Previous studies show the presence of termination-associated sequences, many complex repeat regions, and some conserved regions within the CR of bat mitogenomes (Wilkinson et al. 1997; Pumo et al. 1998). These features have been observed in the mitogenomes of all Vespertilioninae species.

Intergenic spacers were present at 10 sites in the P. coromandra mitogenome, and ranged from a single bp spacer (between tRNA^Tyr and Cox1, tRNA^Lys and Atp8, tRNA^Arg and Nd3, and tRNA^Arg and Nd4L) to a 7-bp spacer (between tRNA^trp and tRNA^Ala) (Table 1). In Vespertilioninae, the combined sizes of the mitochondrial intergenic spacers ranged from 30 bp in V. sinensis to 43 bp in C. tuberculatus. Such intergenic spacers have generally been observed in various metazoan mitogenomes, including mammalian mitogenomes (Fernandez-Silva et al. 2003).

3.6. Phylogenetic relationship

The monophyly of the subfamily Vespertilioninae is supported by high bootstrap values in the BI analysis, but by relatively lower bootstrap values in the ML analyses (Figure 3). The two Pipistrellus species, P. coromandra and P. abramus, are well grouped. The two species of the tribe Vespertilionini, V. sinensis and C. tuberculatus, also form a sister group. As in a previous study (Koubínová et al. 2013), the tribes Pipistrellini and Vespertilionini are sisters, which in turn are sisters to the tribe Lasiurini. The tribe Plecotini is basal to the other tribes. In the ML analysis, however, phylogenetic position of C. rafinesquii (Plecotini) and the sister relationship between the two species of the Vespertilionini (V. sinensis and C. tuberculatus) are unclear. Therefore, it is required inclusion of mitogenomes from further taxa for resolving the exact relationship between its members.

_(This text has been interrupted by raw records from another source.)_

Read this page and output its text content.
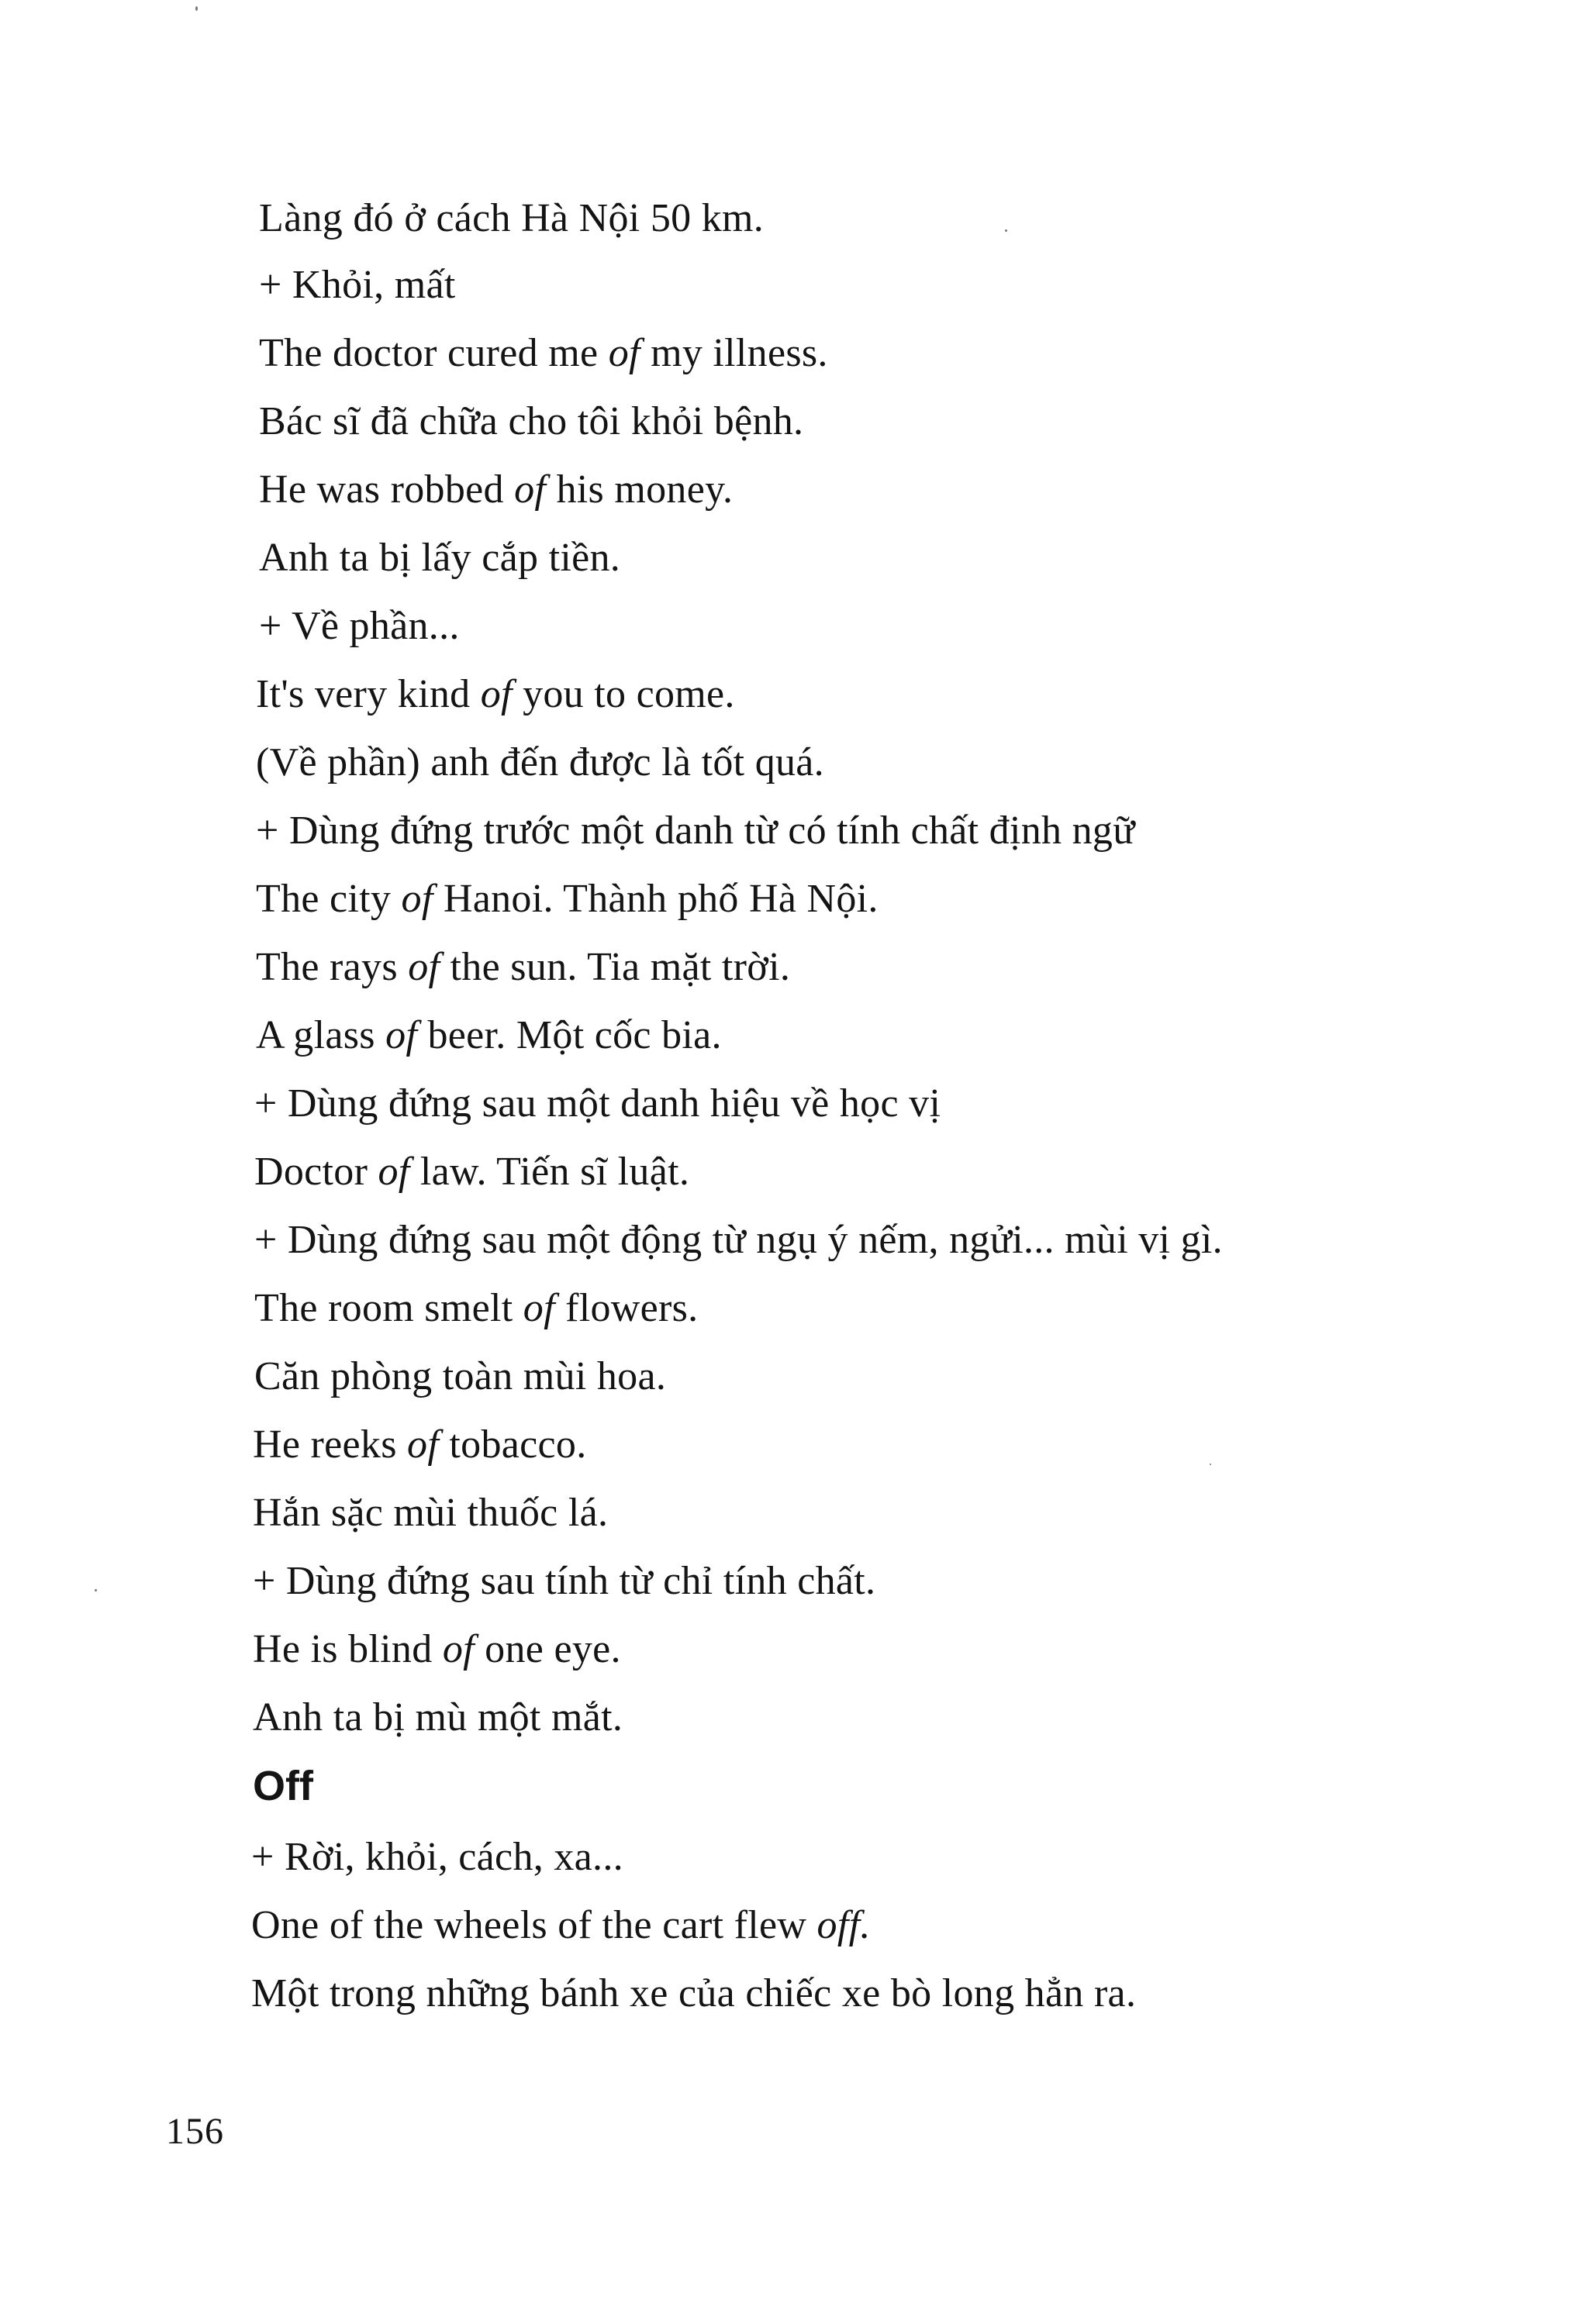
Làng đó ở cách Hà Nội 50 km.
+ Khỏi, mất
The doctor cured me of my illness.
Bác sĩ đã chữa cho tôi khỏi bệnh.
He was robbed of his money.
Anh ta bị lấy cắp tiền.
+ Về phần...
It's very kind of you to come.
(Về phần) anh đến được là tốt quá.
+ Dùng đứng trước một danh từ có tính chất định ngữ
The city of Hanoi. Thành phố Hà Nội.
The rays of the sun. Tia mặt trời.
A glass of beer. Một cốc bia.
+ Dùng đứng sau một danh hiệu về học vị
Doctor of law. Tiến sĩ luật.
+ Dùng đứng sau một động từ ngụ ý nếm, ngửi... mùi vị gì.
The room smelt of flowers.
Căn phòng toàn mùi hoa.
He reeks of tobacco.
Hắn sặc mùi thuốc lá.
+ Dùng đứng sau tính từ chỉ tính chất.
He is blind of one eye.
Anh ta bị mù một mắt.
Off
+ Rời, khỏi, cách, xa...
One of the wheels of the cart flew off.
Một trong những bánh xe của chiếc xe bò long hẳn ra.
156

Figure 3. Higher phylogeny of the subfamily Vespertilioninae. The phylogenetic relationships among the four tribes (Pipistrellini, Vespertilionini, Lasiurini, and Plecotini) were inferred from concatenated nucleotide dataset of 13 mitochondrial PCGs, 2 rRNA genes, and 22 tRNA genes using Bayesian (BI) analysis and maximum likelihood (ML) method. Numbers on the nodes represent BI posterior probability/ML bootstrap value, respectively.

4. Conclusions

We sequenced the completed mitogenome of P. coromandra and characterized a typical set of 37 mitochondrial genes and a CR on the mitogenome. In the mitogenome comparison across seven species of the subfamily Vespertilioninae, the general features of the mitogenomes, including gene region size, base composition, and codon usage for translation initiation and termination, were relatively well conserved within Vespertilioninae. In the phylogenetic analysis, P. coromandra was placed within the tribe Pipistrellini, forming a sister clade to P. abramus. The phylogenetic relationship of the four tribes was relatively well resolved by the BI analysis based on the mitogenome sequences. However, since the current results depend on only seven mitogenome sequences, more mitogenome sequences need to be included for understanding higher phylogeny of the subfamily Vespertilioninae.

Acknowledgements

The authors would like to thank the anonymous reviewers for their valuable comments and suggestions to improve the quality of the paper.

Disclosure statement

No potential conflict of interest was reported by the authors.

Additional information

Funding

This study was supported by a grant from National Research Foundation of Korea (NRF) Joint Research Program [grant number 2013K2A1A2055207].